Não se trata de uma defesa dos pobres. Nem tampouco de uma defesa da economia. É uma defesa política. Num mundo relativamente próspero e pacífico, é possível isolar mazelas de geografica e economicamente. Aí é fácil ser neoliberal. Quase faz sentido. Pra quê pagar imposto? O governo não serve para nada! Estrada? Pedágio. Saúde? Plano privado. Emprego? Empreendedorismo pra quem tem capital e app de aplicativo para quem não tem. Quando a sociedade não percebe o imposto como investimento em qualidade de vida, fica fácil criar uma idelogia em torno do estado mínimo. E é isso, no frigir dos ovos, que é o neoliberalismo. Uma ideologia criada em torno de uma demanda de isenção tributária, doa a quem doer. Até porque só vai doer lá fora da bolha do condomínio. 

E é essa bolha que uma pandemia fura. O Corona vírus nos faz lembrar da absurda incongruência do estado ausente num mundo complexo, interligado e assustadoramente frágil. 

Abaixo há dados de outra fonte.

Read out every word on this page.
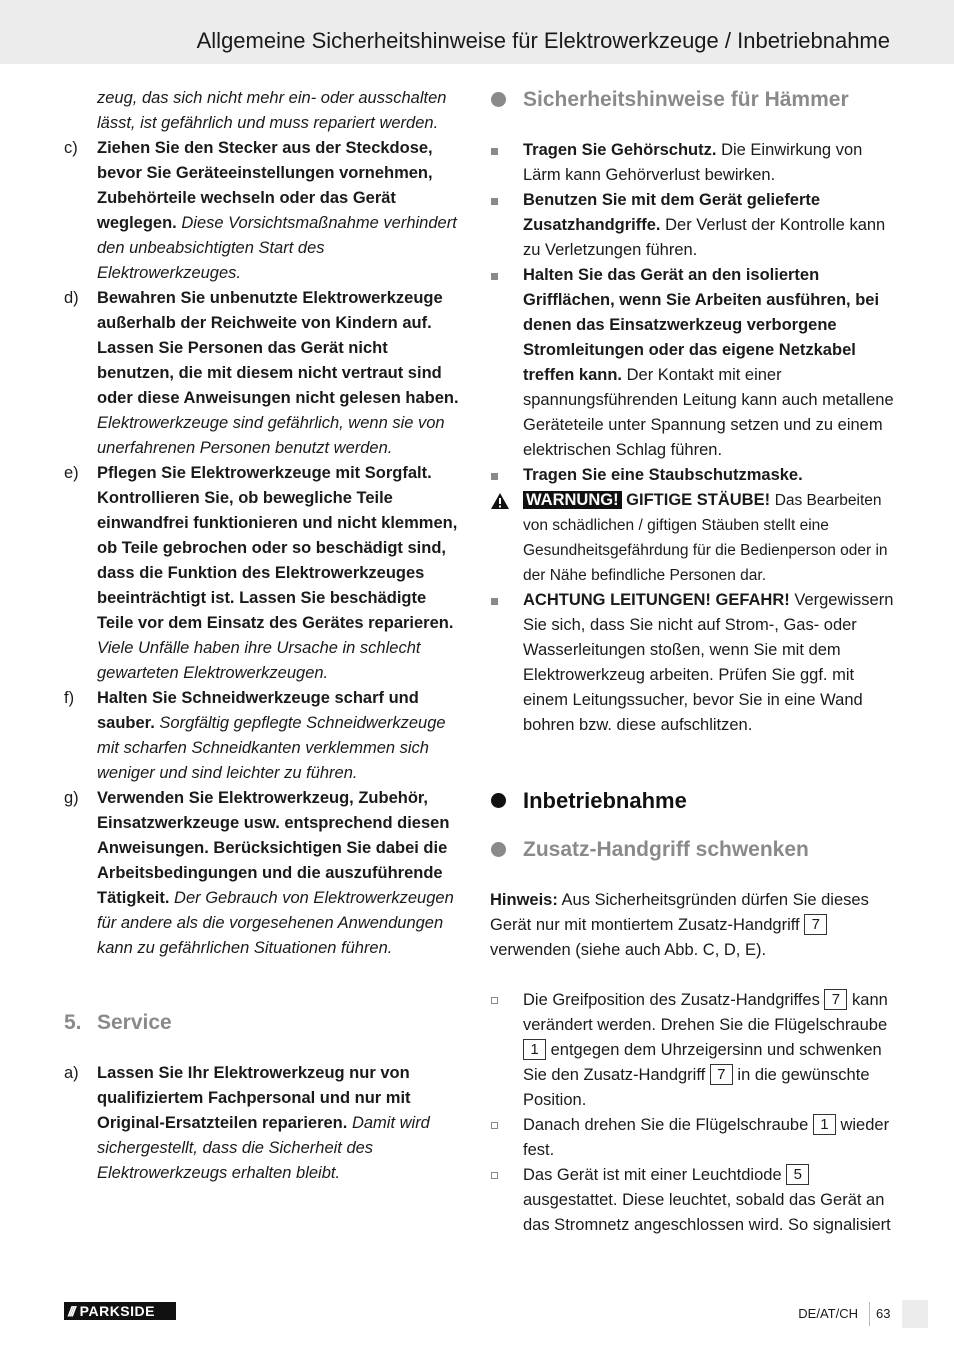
Allgemeine Sicherheitshinweise für Elektrowerkzeuge / Inbetriebnahme
zeug, das sich nicht mehr ein- oder ausschalten lässt, ist gefährlich und muss repariert werden.
c) Ziehen Sie den Stecker aus der Steckdose, bevor Sie Geräteeinstellungen vornehmen, Zubehörteile wechseln oder das Gerät weglegen. Diese Vorsichtsmaßnahme verhindert den unbeabsichtigten Start des Elektrowerkzeuges.
d) Bewahren Sie unbenutzte Elektrowerkzeuge außerhalb der Reichweite von Kindern auf. Lassen Sie Personen das Gerät nicht benutzen, die mit diesem nicht vertraut sind oder diese Anweisungen nicht gelesen haben. Elektrowerkzeuge sind gefährlich, wenn sie von unerfahrenen Personen benutzt werden.
e) Pflegen Sie Elektrowerkzeuge mit Sorgfalt. Kontrollieren Sie, ob bewegliche Teile einwandfrei funktionieren und nicht klemmen, ob Teile gebrochen oder so beschädigt sind, dass die Funktion des Elektrowerkzeuges beeinträchtigt ist. Lassen Sie beschädigte Teile vor dem Einsatz des Gerätes reparieren. Viele Unfälle haben ihre Ursache in schlecht gewarteten Elektrowerkzeugen.
f) Halten Sie Schneidwerkzeuge scharf und sauber. Sorgfältig gepflegte Schneidwerkzeuge mit scharfen Schneidkanten verklemmen sich weniger und sind leichter zu führen.
g) Verwenden Sie Elektrowerkzeug, Zubehör, Einsatzwerkzeuge usw. entsprechend diesen Anweisungen. Berücksichtigen Sie dabei die Arbeitsbedingungen und die auszuführende Tätigkeit. Der Gebrauch von Elektrowerkzeugen für andere als die vorgesehenen Anwendungen kann zu gefährlichen Situationen führen.
5. Service
a) Lassen Sie Ihr Elektrowerkzeug nur von qualifiziertem Fachpersonal und nur mit Original-Ersatzteilen reparieren. Damit wird sichergestellt, dass die Sicherheit des Elektrowerkzeugs erhalten bleibt.
Sicherheitshinweise für Hämmer
Tragen Sie Gehörschutz. Die Einwirkung von Lärm kann Gehörverlust bewirken.
Benutzen Sie mit dem Gerät gelieferte Zusatzhandgriffe. Der Verlust der Kontrolle kann zu Verletzungen führen.
Halten Sie das Gerät an den isolierten Grifflächen, wenn Sie Arbeiten ausführen, bei denen das Einsatzwerkzeug verborgene Stromleitungen oder das eigene Netzkabel treffen kann. Der Kontakt mit einer spannungsführenden Leitung kann auch metallene Geräteteile unter Spannung setzen und zu einem elektrischen Schlag führen.
Tragen Sie eine Staubschutzmaske.
WARNUNG! GIFTIGE STÄUBE! Das Bearbeiten von schädlichen / giftigen Stäuben stellt eine Gesundheitsgefährdung für die Bedienperson oder in der Nähe befindliche Personen dar.
ACHTUNG LEITUNGEN! GEFAHR! Vergewissern Sie sich, dass Sie nicht auf Strom-, Gas- oder Wasserleitungen stoßen, wenn Sie mit dem Elektrowerkzeug arbeiten. Prüfen Sie ggf. mit einem Leitungssucher, bevor Sie in eine Wand bohren bzw. diese aufschlitzen.
Inbetriebnahme
Zusatz-Handgriff schwenken
Hinweis: Aus Sicherheitsgründen dürfen Sie dieses Gerät nur mit montiertem Zusatz-Handgriff 7 verwenden (siehe auch Abb. C, D, E).
Die Greifposition des Zusatz-Handgriffes 7 kann verändert werden. Drehen Sie die Flügelschraube 1 entgegen dem Uhrzeigersinn und schwenken Sie den Zusatz-Handgriff 7 in die gewünschte Position.
Danach drehen Sie die Flügelschraube 1 wieder fest.
Das Gerät ist mit einer Leuchtdiode 5 ausgestattet. Diese leuchtet, sobald das Gerät an das Stromnetz angeschlossen wird. So signalisiert
/// PARKSIDE	DE/AT/CH 63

Covid-19 não atende ao discurso da meritocracia. Quem não tem dinheiro pega a doença e vai para a fila do SUS. Quem tem dinheiro pega e vai pro Einstein. Mas não tem Einstein para todo mundo. Diante de um eventual colapso da rede de saúde, tanto pública como privada, todos querem que o governo intervenha, deixe a austeridade pra depois, pague os salários dos autônomos, garanta fornecimento de água, luz, reforce o policiamento. Buscamos uma rede social que passamos anos desmantelando. 

O que o empresariado que apoia as sandices do Bolsonaro quer é proteger o modelo neoliberal de um trauma pandêmico que devolva às urnas uma nova versão de socialdemocracia. É uma preocupação com a manutenção de um projeto de poder, não com o povo. Nunca é com o povo.